Sylvain Bauduret, invité du festival BD dans l’Ain : «Dessiner pour raconter des histoires»

Sylvain Bauduret est originaire du Pays de Gex.
Sylvain Bauduret est originaire du Pays de Gex.

Né à Genève en 1992, il a grandi dans le Pays de Gex, à Divonne-les-Bains. Après une scolarité au collège et au lycée Jeanne-d’Arc de Gex, il poursuit ses études à Chambéry, validant un DUT (diplôme universitaire de technologie) en sciences des matériaux, option arts appliqués, puis une licence professionnelle en gestion de projets industriels. Il débute sa vie professionnelle comme dessinateur industriel… Avant d’être rappelé par la bande dessinée (BD).

De quand date cette passion pour la BD ?

Lorsque j’avais 10, 12 ans, on se réunissait avec des copains de quartier, à Divonne. Chacun amenait du papier et des crayons, on dessinait tous ensemble. On m’a dit que j’avais un bon coup de crayon. Je me suis intéressé aux mangas avant de revenir rapidement à la BD classique franco-belge. Ma grand-mère avait coutume de m’offrir, à chaque Noël, un album d’Astérix. J’ai commencé à copier les personnages, à regarder comment on construisait une case de BD. Je me suis rendu compte que j’avais envie de dessiner pour raconter des histoires et pas uniquement pour faire des beaux dessins. C’est toujours le cas maintenant.

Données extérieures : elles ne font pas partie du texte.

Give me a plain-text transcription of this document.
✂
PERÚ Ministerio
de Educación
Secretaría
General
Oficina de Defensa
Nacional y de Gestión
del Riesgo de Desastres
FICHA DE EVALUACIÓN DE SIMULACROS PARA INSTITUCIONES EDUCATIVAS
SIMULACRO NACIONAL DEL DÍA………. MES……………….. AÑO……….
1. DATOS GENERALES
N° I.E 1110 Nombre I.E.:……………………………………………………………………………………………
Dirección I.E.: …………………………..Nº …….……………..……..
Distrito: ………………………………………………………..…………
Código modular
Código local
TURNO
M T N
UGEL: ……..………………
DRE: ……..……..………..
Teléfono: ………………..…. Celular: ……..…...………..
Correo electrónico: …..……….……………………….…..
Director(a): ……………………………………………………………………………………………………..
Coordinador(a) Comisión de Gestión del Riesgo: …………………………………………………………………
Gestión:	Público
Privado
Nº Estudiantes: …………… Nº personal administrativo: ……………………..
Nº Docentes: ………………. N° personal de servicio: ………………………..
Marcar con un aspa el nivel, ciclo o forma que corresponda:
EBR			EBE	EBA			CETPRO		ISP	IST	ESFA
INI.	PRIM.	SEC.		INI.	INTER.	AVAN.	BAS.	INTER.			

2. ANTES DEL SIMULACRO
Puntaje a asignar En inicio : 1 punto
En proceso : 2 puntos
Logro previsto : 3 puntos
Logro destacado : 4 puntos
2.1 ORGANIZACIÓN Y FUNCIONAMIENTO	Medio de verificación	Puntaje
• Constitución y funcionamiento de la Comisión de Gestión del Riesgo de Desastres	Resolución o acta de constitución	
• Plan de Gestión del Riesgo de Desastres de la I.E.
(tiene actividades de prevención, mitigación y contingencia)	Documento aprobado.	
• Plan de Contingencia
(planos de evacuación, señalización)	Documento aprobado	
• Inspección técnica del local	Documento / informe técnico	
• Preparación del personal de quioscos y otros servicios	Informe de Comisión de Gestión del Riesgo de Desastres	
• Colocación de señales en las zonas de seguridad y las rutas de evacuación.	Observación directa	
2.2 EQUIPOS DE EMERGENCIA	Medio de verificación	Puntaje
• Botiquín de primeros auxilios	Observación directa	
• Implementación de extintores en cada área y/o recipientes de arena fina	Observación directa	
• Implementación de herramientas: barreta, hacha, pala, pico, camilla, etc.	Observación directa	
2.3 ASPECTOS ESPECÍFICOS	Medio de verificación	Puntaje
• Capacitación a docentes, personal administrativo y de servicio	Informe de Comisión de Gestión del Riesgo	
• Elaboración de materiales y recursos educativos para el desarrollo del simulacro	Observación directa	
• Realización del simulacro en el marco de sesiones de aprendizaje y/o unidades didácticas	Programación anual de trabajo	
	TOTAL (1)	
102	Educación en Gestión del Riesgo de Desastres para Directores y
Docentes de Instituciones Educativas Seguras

Comment en avez-vous fait votre métier ?

Ce fut un long parcours, durant lequel il a fallu persévérer. J’ai commencé par me faire un réseau, j’ai progressé en demandant à d’autres auteurs un retour sur mon travail. Tout en travaillant comme dessinateur industriel dans un bureau d’études, j’ai commencé à démarcher des éditeurs. C’est très compliqué, ces derniers ont du mal à miser sur des jeunes pousses. Après beaucoup d’échecs, j’ai pensé à tout arrêter. En 2018, avec ma compagne, on a décidé de changer de vie. On s’est installé en Bourgogne et j’ai décidé de me consacrer à la BD, à 100 %. Il faut croire que j’ai eu raison puisque je viens de signer mon premier contrat avec Delcourt, la plus grosse maison d’édition de BD franco-belge.

Quels sont vos sources d’inspiration, votre univers ?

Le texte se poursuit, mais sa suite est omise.